The War on Coal – Round 2

Issue 11 and Volume 116.

By Russell Ray, Managing Editor

During his first four-year term, President Barack Obama’s policies compelled power producers to plan the retirement of 15 percent of the nation’s coal-fired generation capacity and killed the scope for building new capacity fired by coal.

What does a second term mean for the most important segment of the U.S. power sector?

It means regulators at the Environmental Protection Agency will get their chance to follow through on new regulations that stifle coal and give power producers fewer options to meet demand with affordable electricity.

It means an army of EPA staff will be unleashed to quickly finalize the first greenhouse gas standard for power plants, a standard that precludes the construction of new, cleaner-burning coal-fired plants and discourages investment in clean-coal technologies.

It means the Obama-run EPA will be expanding its anti-coal agenda by proposing a greenhouse gas standard that targets existing coal-fired generation. It means ultra-supercritical coal-fired power plants – a low cost, low emission and highly efficient source of power – won’t be given a role in meeting demand and maintaining reliability.

According to one study, it means compliance costs will exceed $200 billion and consumers will pay up to $67 billion more for electricity.

Obama Obama’s plan to discourage new coal-fired generation and phase out existing coal plants is as irresponsible as Germany’s decision to exit nuclear power.

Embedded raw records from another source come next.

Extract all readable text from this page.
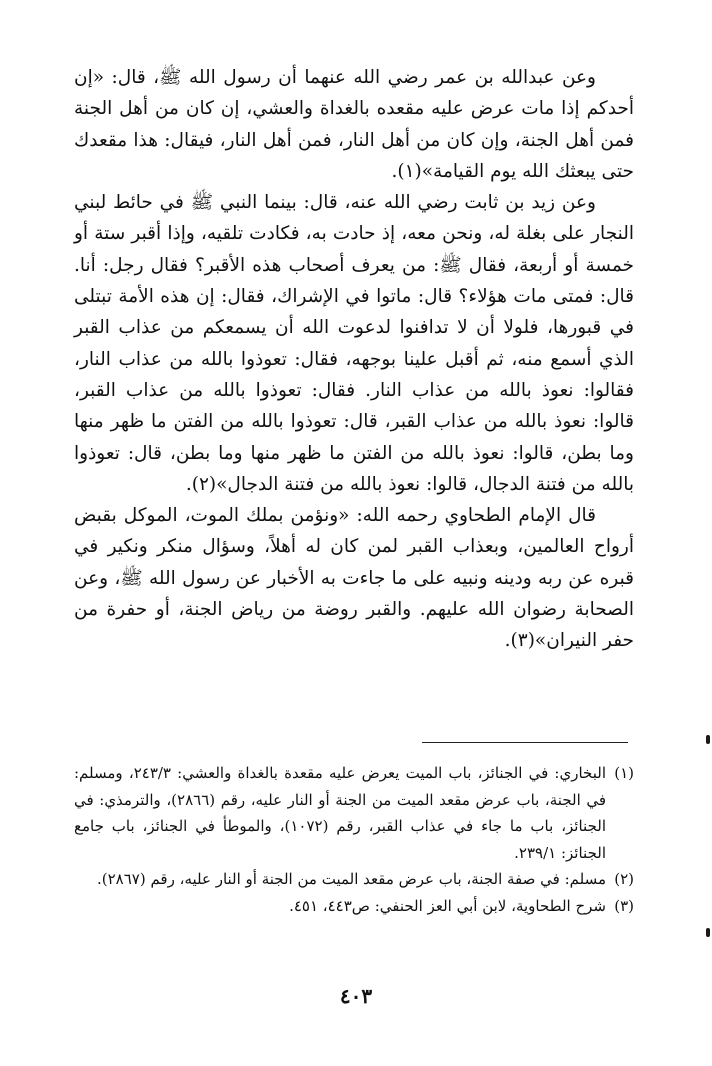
وعن عبدالله بن عمر رضي الله عنهما أن رسول الله ﷺ، قال: «إن أحدكم إذا مات عرض عليه مقعده بالغداة والعشي، إن كان من أهل الجنة فمن أهل الجنة، وإن كان من أهل النار، فمن أهل النار، فيقال: هذا مقعدك حتى يبعثك الله يوم القيامة»(١).

وعن زيد بن ثابت رضي الله عنه، قال: بينما النبي ﷺ في حائط لبني النجار على بغلة له، ونحن معه، إذ حادت به، فكادت تلقيه، وإذا أقبر ستة أو خمسة أو أربعة، فقال ﷺ: من يعرف أصحاب هذه الأقبر؟ فقال رجل: أنا. قال: فمتى مات هؤلاء؟ قال: ماتوا في الإشراك، فقال: إن هذه الأمة تبتلى في قبورها، فلولا أن لا تدافنوا لدعوت الله أن يسمعكم من عذاب القبر الذي أسمع منه، ثم أقبل علينا بوجهه، فقال: تعوذوا بالله من عذاب النار، فقالوا: نعوذ بالله من عذاب النار. فقال: تعوذوا بالله من عذاب القبر، قالوا: نعوذ بالله من عذاب القبر، قال: تعوذوا بالله من الفتن ما ظهر منها وما بطن، قالوا: نعوذ بالله من الفتن ما ظهر منها وما بطن، قال: تعوذوا بالله من فتنة الدجال، قالوا: نعوذ بالله من فتنة الدجال»(٢).

قال الإمام الطحاوي رحمه الله: «ونؤمن بملك الموت، الموكل بقبض أرواح العالمين، وبعذاب القبر لمن كان له أهلاً، وسؤال منكر ونكير في قبره عن ربه ودينه ونبيه على ما جاءت به الأخبار عن رسول الله ﷺ، وعن الصحابة رضوان الله عليهم. والقبر روضة من رياض الجنة، أو حفرة من حفر النيران»(٣).

(١)
البخاري: في الجنائز، باب الميت يعرض عليه مقعدة بالغداة والعشي: ٢٤٣/٣، ومسلم: في الجنة، باب عرض مقعد الميت من الجنة أو النار عليه، رقم (٢٨٦٦)، والترمذي: في الجنائز، باب ما جاء في عذاب القبر، رقم (١٠٧٢)، والموطأ في الجنائز، باب جامع الجنائز: ٢٣٩/١.
(٢)
مسلم: في صفة الجنة، باب عرض مقعد الميت من الجنة أو النار عليه، رقم (٢٨٦٧).
(٣)
شرح الطحاوية، لابن أبي العز الحنفي: ص٤٤٣، ٤٥١.
٤٠٣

It is a dangerous plan that relies on cheap natural gas and intermittent sources of expensive renewable power.

The EPA’s New Source Performance Standard would limit CO2 emissions from new power plants to 1,000 pounds per MW. The average coal plant emits 1,768 pounds per MW. The average gas-fired plant emits 800 to 850 pounds of CO2 per MW. The NSPS essentially requires all new power plants fueled with coal to install a carbon capture and storage system, a risk that no utility is willing to take due to the cost, the liability and questions about the technology.

“I think the EPA will be finalizing an NSPS for new power plants, probably by the end of this year,” said Todd Palmer, an environmental lawyer with Michael Best & Friedrick LLP.”I think the NSPS proposal is quite deliberate in attempting to phase out coal on new assets and to improve overall efficiency.”

Given another four years under Obama, the EPA is expected to extend limits on greenhouse gas emissions to the nation’s existing fleet of coal-fired power plants.

Once pollution control upgrades are made to existing coal units, the big fear is that these units will be declared by the EPA as a “new source” of CO2 emissions and thus required to comply with a new carbon standard.

“I do expect that during the second term, we will see a new NSPS standard for existing power plants that will focus on GHG emissions,” Palmer said.”There really is a deliberate policy at work here to develop regulations that discourage new coal and phase out existing coal.”

Achieving balance between economic concerns and environmental concerns should be the hallmark of all energy policy. In this respect, Obama’s power generation policies fail.

Meanwhile, the gap between gas prices and coal prices is widening. As a result, power generators are beginning to turn back to coal. The price of gas used to generate power will be about 22 percent higher in 2013, according to the Energy Information Administration. The average price of coal will rise just 1 percent next year.

This means total U.S. generation fueled with coal will rise from 37 percent in 2012 to 40 percent in 2013, according to EIA’s forecast (see the chart on pg. 236). The amount of power fired by gas will drop from 30 percent in 2012 to 27 percent in 2013.

The market is telling us that coal should play a starring role in this nation’s plan to meet the growing thirst for electricity. Without it, consumer costs will soar, reliability will suffer and jobs will be lost.

The EPA is fully engaged in its war on coal. Dig in. It’s going to be a long four years.